Dans la pièce, il découvrit Alexei endormi, une perfusion plantée dans le bras. Sa peau déjà laiteuse habituellement était devenue beaucoup plus pâle et sa respiration semblait être saccadée. Il s'assit près de lui et repoussa doucement les cheveux blonds collés à son front par la sueur. Il déposa un léger baiser sur les tempes brûlantes de son soumis et soupira légèrement. Heureusement que son meilleur ami l'avait empêché de venir, il semblait vraiment mal en point. Alors qu'il observait le visage assoupi du plus petit, parfois déformé par une grimace de douleur, un médecin entra dans la chambre suivit par l'infirmière qu'il avait ignorée en arrivant. Il les regarda quelques temps avant de se lever et obéit à l'ordre silencieux du médecin qui lui demandait de le suivre. Il se retrouva dans le couloir avec l'homme d'une cinquantaine d'années qui lui demanda en fronçant les sourcils :
- Vous n'êtes pas de la famille, vous n'êtes pas non plus Aiden. Qui êtes-vous, monsieur ? Les visites à cette heure ne sont permises qu'aux proches.
- Je suis le compagnon de Alexei. Aiden m'a mis au courant de son hospitalisation il y a peu, et il voulait me voir, apparemment. Mais puisque vous êtes là... Vous pouvez m'expliquer ce qui lui arrive ?
- Comment ça ? Vous n'êtes pas au courant ? Alexei est atteint d'une maladie auto-immune, il est entré en poussé il y a à peine quelques heures et il a fait un malaise.
- Une maladie auto-immune... Comme le SIDA, demanda Christian, un peu agacé que Alexei lui ai caché cela.

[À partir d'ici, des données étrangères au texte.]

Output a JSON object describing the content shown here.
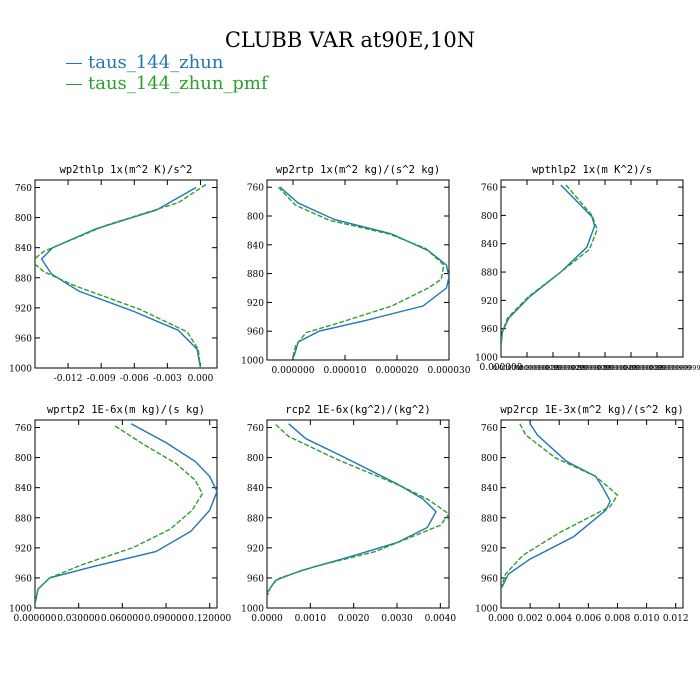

- Oh non ! Ce n'est pas le HIV, on appelle ça le lupus. Il est atteint depuis sa naissance, évidemment, la maladie ne sévit pas tout le temps, sa dernière poussé ou crise si vous préférez, remonte à cinq ans. En fait, son corps produits des anticorps qui s'attaque à lui-même. Je le garde en observation ce soir, mais il a besoin de repos, alors je lui dirais que vous êtes...
- C'est hors de question, gronda la voix autoritaire du dominant, je ne le laisse pas seul dans cet état. C'est mon rôle. Sur ce, monsieur.
Christian salua le médecin d'un sec mouvement de tête et retourna dans la chambre, s'asseyant près de son petit soumis toujours endormi. Il l'observa tout en caressant ses cheveux, pensif. Demain, il devrait avoir une discussion avec Alexei.